DigniCap trial helps Carlisle’s Belinda Evans deal with cancer treatment


As a Curtin University researcher, Belinda Evans was interested in participating in the trial.
As a Curtin University researcher, Belinda Evans was interested in participating in the trial.

CARLISLE resident Belinda Evans was diagnosed with breast cancer late last year, but thanks to her participation in a research trial she says she never felt like a real cancer patient.

Ms Evans, a self-confessed “upbeat” forensic scientist with Curtin University, was diagnosed with breast cancer in October.

After mammograms, biopsies and ultrasounds, doctors confirmed she was living with oestrogen receptive breast cancer.

“When I was diagnosed with breast cancer I didn’t cry,” Ms Evans said.

“Although it wasn’t what I wanted to hear, it wasn’t until I received the MRI results that confirmed I would need a mastectomy that I became emotional.”

In November, medical oncologist and Vice-Chair of Breast Cancer Research Centre (BCRC) Arlene Chan recommended Ms Evans undergo chemotherapy to fight off the disease.

“Prof Chan wanted me to start chemotherapy before Christmas, but I didn’t want to go bald before then so I organised to commence treatment in January 2016,” Ms Evans said.

“Interestingly before I saw Professor Chan in January, a friend of mine had tagged me on Facebook about the DigniCap.

“It looked interesting but at the time I mistakenly thought it was only available in the US, so I didn’t give it too much more thought.”

DigniCap is a device that cools the scalp during chemotherapy, reduces blood flow and slows down normal hair follicle cell activity.

Dismissing it as unavailable to her, Ms Evans took control of her own hair loss and hosted a shaving party with her friends ahead of her treatment.

Despite having shaved her head, Professor Chan said there could still be a possibility she could retain some of her hair if she participated in the BCRC WA Chemotherapy Induced Alopecia (CIA) trial which used the DigniCap.

“By this point I had come to terms with the likelihood of losing my hair to chemo, so when Professor Chan explained I could enter the trial and potentially not lose my hair I was really excited,” Ms Evans said.

“As a research scientist I’m fond of research.

“The CIA researchers were also keen to investigate whether the DigniCap would work for me given I had just shaved my head.”

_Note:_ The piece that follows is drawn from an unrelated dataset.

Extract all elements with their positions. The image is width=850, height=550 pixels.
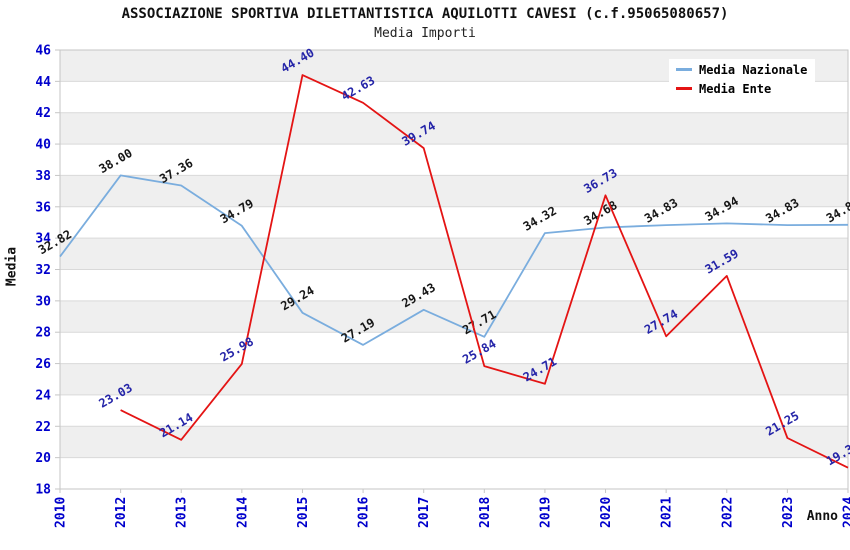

Ms Evans said she did not experience any hair loss for the first three weeks of chemotherapy, but after four weeks her hair was eight millimetres long and after nine weeks it was 27 millimetres long.

The treatment finished in March this year and Ms Evans said she found she had minimal hair loss overall.

“My hair is now quite thick and straight with a bit of a wave at the back,” Ms Evans said.

“Throughout my treatment I was never really afraid of the cancer and the prospect of it beating me.

“But I didn’t want to look like a cancer patient, so I’m very grateful to Professor Chan for granting me the opportunity to participate in the CIA trial.”